Immaginate un dio che per prendere decisioni che riguardano la vita e la morte dei suoi fedeli si affida ad un lancio di dadi, un dio che può tutto, che ha il potere di decidere le sorti di umanità intere, e che gioca letteralmente con l’esistenza di esseri a lui legati, dato che sono tutti sue emanazioni, e prende ogni tipo di decisione riguardante l’evoluzione di una specie solo in funzione del risultato di un tiro di dadi.

Un gioco tragico che pone esseri senzienti nella condizione di sentirsi solo burattini nelle mani di un burattinaio cieco che, non vedendo, non può sapere se il palco calcato da queste marionette finisca o no.

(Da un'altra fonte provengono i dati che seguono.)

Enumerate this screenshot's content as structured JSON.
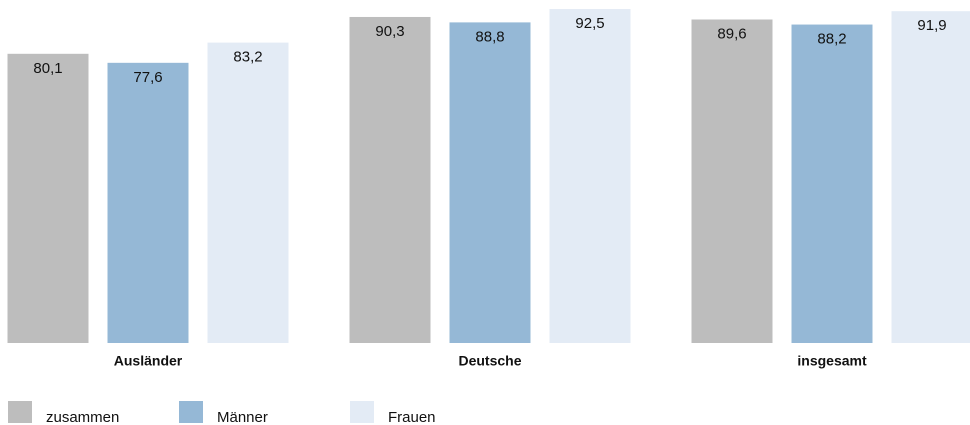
{
  "chart_data": {
    "type": "bar",
    "categories": [
      "Ausländer",
      "Deutsche",
      "insgesamt"
    ],
    "series": [
      {
        "name": "zusammen",
        "color": "#bdbdbd",
        "values": [
          80.1,
          90.3,
          89.6
        ],
        "value_labels": [
          "80,1",
          "90,3",
          "89,6"
        ]
      },
      {
        "name": "Männer",
        "color": "#95b8d6",
        "values": [
          77.6,
          88.8,
          88.2
        ],
        "value_labels": [
          "77,6",
          "88,8",
          "88,2"
        ]
      },
      {
        "name": "Frauen",
        "color": "#e3ebf5",
        "values": [
          83.2,
          92.5,
          91.9
        ],
        "value_labels": [
          "83,2",
          "92,5",
          "91,9"
        ]
      }
    ],
    "ylim": [
      0,
      95
    ]
  }
}
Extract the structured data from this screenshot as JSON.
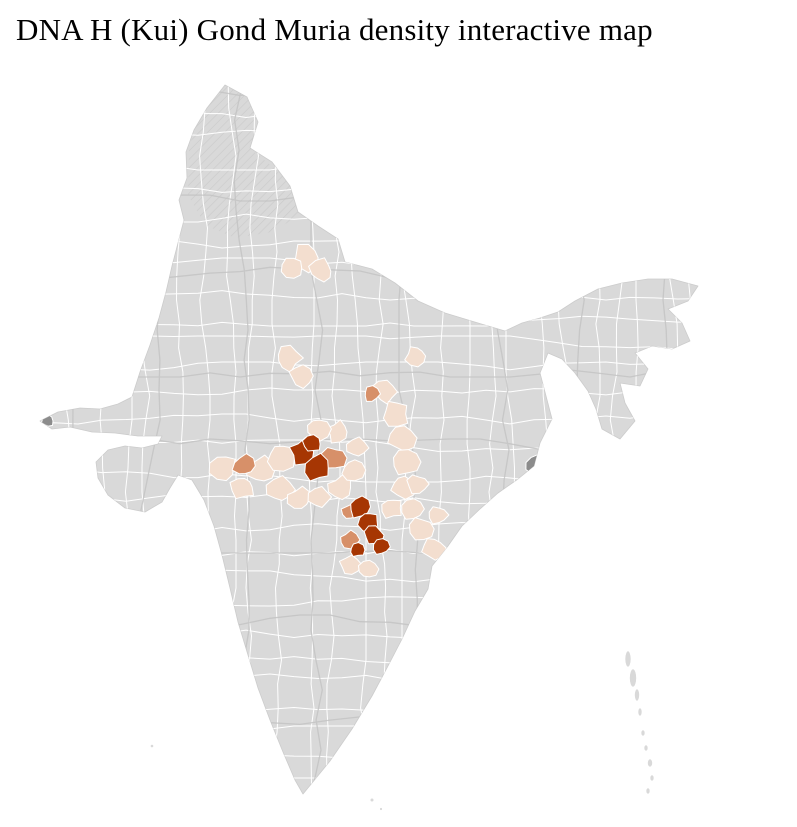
{
  "title": "DNA H (Kui) Gond Muria density interactive map",
  "map": {
    "colors": {
      "background": "#ffffff",
      "land": "#d9d9d9",
      "coast": "#cccccc",
      "district_border": "#ffffff",
      "state_border": "#c3c3c3",
      "hatch": "#c6c6c6",
      "density_low": "#f3decf",
      "density_mid": "#d79069",
      "density_high": "#a63603",
      "no_data": "#8c8c8c"
    },
    "districts": {
      "light": [
        [
          306,
          258,
          14
        ],
        [
          322,
          271,
          12
        ],
        [
          292,
          268,
          10
        ],
        [
          288,
          358,
          13
        ],
        [
          301,
          376,
          12
        ],
        [
          416,
          356,
          10
        ],
        [
          224,
          468,
          13
        ],
        [
          243,
          487,
          12
        ],
        [
          262,
          470,
          14
        ],
        [
          281,
          457,
          14
        ],
        [
          280,
          490,
          13
        ],
        [
          300,
          499,
          12
        ],
        [
          320,
          497,
          12
        ],
        [
          340,
          488,
          12
        ],
        [
          353,
          470,
          12
        ],
        [
          338,
          432,
          11
        ],
        [
          318,
          429,
          11
        ],
        [
          357,
          448,
          10
        ],
        [
          385,
          392,
          12
        ],
        [
          396,
          414,
          13
        ],
        [
          402,
          438,
          13
        ],
        [
          406,
          462,
          13
        ],
        [
          403,
          486,
          12
        ],
        [
          392,
          508,
          11
        ],
        [
          412,
          509,
          12
        ],
        [
          422,
          529,
          12
        ],
        [
          433,
          548,
          11
        ],
        [
          438,
          515,
          9
        ],
        [
          418,
          484,
          10
        ],
        [
          350,
          565,
          10
        ],
        [
          368,
          569,
          9
        ]
      ],
      "medium": [
        [
          244,
          466,
          11
        ],
        [
          334,
          458,
          12
        ],
        [
          371,
          394,
          8
        ],
        [
          349,
          540,
          9
        ],
        [
          350,
          512,
          8
        ]
      ],
      "dark": [
        [
          303,
          452,
          13
        ],
        [
          318,
          468,
          13
        ],
        [
          312,
          444,
          9
        ],
        [
          360,
          507,
          11
        ],
        [
          369,
          521,
          10
        ],
        [
          374,
          535,
          9
        ],
        [
          381,
          547,
          8
        ],
        [
          357,
          550,
          8
        ]
      ],
      "gray": [
        [
          536,
          466,
          11
        ],
        [
          546,
          452,
          7
        ],
        [
          47,
          421,
          6
        ]
      ]
    },
    "islands": [
      [
        628,
        659,
        3,
        8
      ],
      [
        633,
        678,
        3.5,
        9
      ],
      [
        637,
        695,
        2.5,
        6
      ],
      [
        640,
        712,
        2,
        4
      ],
      [
        643,
        733,
        2,
        3
      ],
      [
        646,
        748,
        2,
        3
      ],
      [
        650,
        763,
        2.5,
        4
      ],
      [
        652,
        778,
        2,
        3
      ],
      [
        648,
        791,
        2,
        3
      ]
    ],
    "specks": [
      [
        152,
        746,
        1.6
      ],
      [
        372,
        800,
        1.8
      ],
      [
        381,
        809,
        1.4
      ]
    ]
  }
}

Poi immaginate invece un altro dio che rifiuta di lanciare i dadi e si approccia alla decisione del fato con tutta la volontà di prendersi tutte le responsabilità che comporta la scelta senziente delle azioni della razza dei suoi adepti e che quindi non lancia e non lancerà mai dei dadi per prendere decisioni, ma invece invocherà la sua coscienza e porrà profonda attenzione nel muovere la trama e l’ordito della sua tela per disegnare con maestria la vita e la scelte degli esseri a lui affidati.

Ebbene H. P. Lovecraft e Albert Einstein hanno descritto precisamente le azioni di questi due dei e si possono descrivere come due facce della stessa medaglia: Lovecraft con la sua cosmogonia il cui dio principale, Azatoth, è cieco e stupido e proprio per questi motivi non può fare altro che lanciare dei dadi per prendere decisioni in merito all’esistenza degli uomini e Einstein che dichiara nella costruzione delle sue teorie che Dio non gioca a dadi ossia che Dio esiste e sceglie il destino degli uomini in modo consapevole e non si affida al caso.

Lo scrittore di Providence traccia la sua poetica filosofica marcando profondamente la sua teoria legata a doppio filo ad un materialismo meccanicistico tanto profondo da risultare assolutamente deprimente e buio come una notte senza luna: la cosmogonia lovecraftiana è costituita da dei che dei non sono, ma che hanno tutte le capacità che noi uomini gli conferiamo; infatti, in realtà sono esseri venuti dallo spazio ma talmente potenti da poter essere assimilati a dei.

Queste entità, che non sono veri e propri dei ma soltanto esseri con capacità talmente potenti da farli somigliare a dei, non hanno la visione di un dio e nemmeno l’interesse a gestire correttamente gli esseri che sono a loro sottoposti in questo caso gli uomini; da ciò cosa può essere più tremendamente oscuro che non un materialismo meccanicistico come quello che ho appena descritto? Lovecraft lo utilizza in una buona parte dei suoi scritti e precisamente dal momento che se ne ritorna a Providence, proveniente dalla trasferta fallimentare in quel di New York, e che vede la stesura de Il Richiamo di Cthulhu come spartiacque nella vita e nella filosofia di H.P.L.

Per quanto riguarda Albert Einstein, la frase, da più parti rimbalzata all’attenzione dei posteri, ossia “Dio non gioca a dadi…”, che prosegue con “…con l’universo”, fu pronunciata dal fisico naturalizzato americano in risposta ad una lettera inviatagli da un altro eminente scienziato che era Niels Bohr a proposito delle loro teorie riguardanti la fisica dei quanti. In questa risposta è sintetizzata tutta la conoscenza di Einstein come scienziato, perché il fatto che un dio non giochi a dadi significa che le teorie scientifiche non devono derivare da eventi casuali nemmeno quando si applicano alla fisica quantistica che era agli albori al tempo di Einstein. La fisica quantistica ebbe fra i suoi precursori proprio Einstein che intravide una trama logica e scientifica anche nel cambiamento di stato dei quanti quando questi vengono analizzati con la lente della fisica quantistica.

Quindi, letteratura e scienza corrono di pari passo nelle mani di due mostri sacri come Lovecraft ed Einstein che riescono a sorpassare ogni altra teoria grazie alle loro caratteristiche intrinseche provenienti dalla loro singolarità e che travalicano la mera scienza e la letteratura asettica.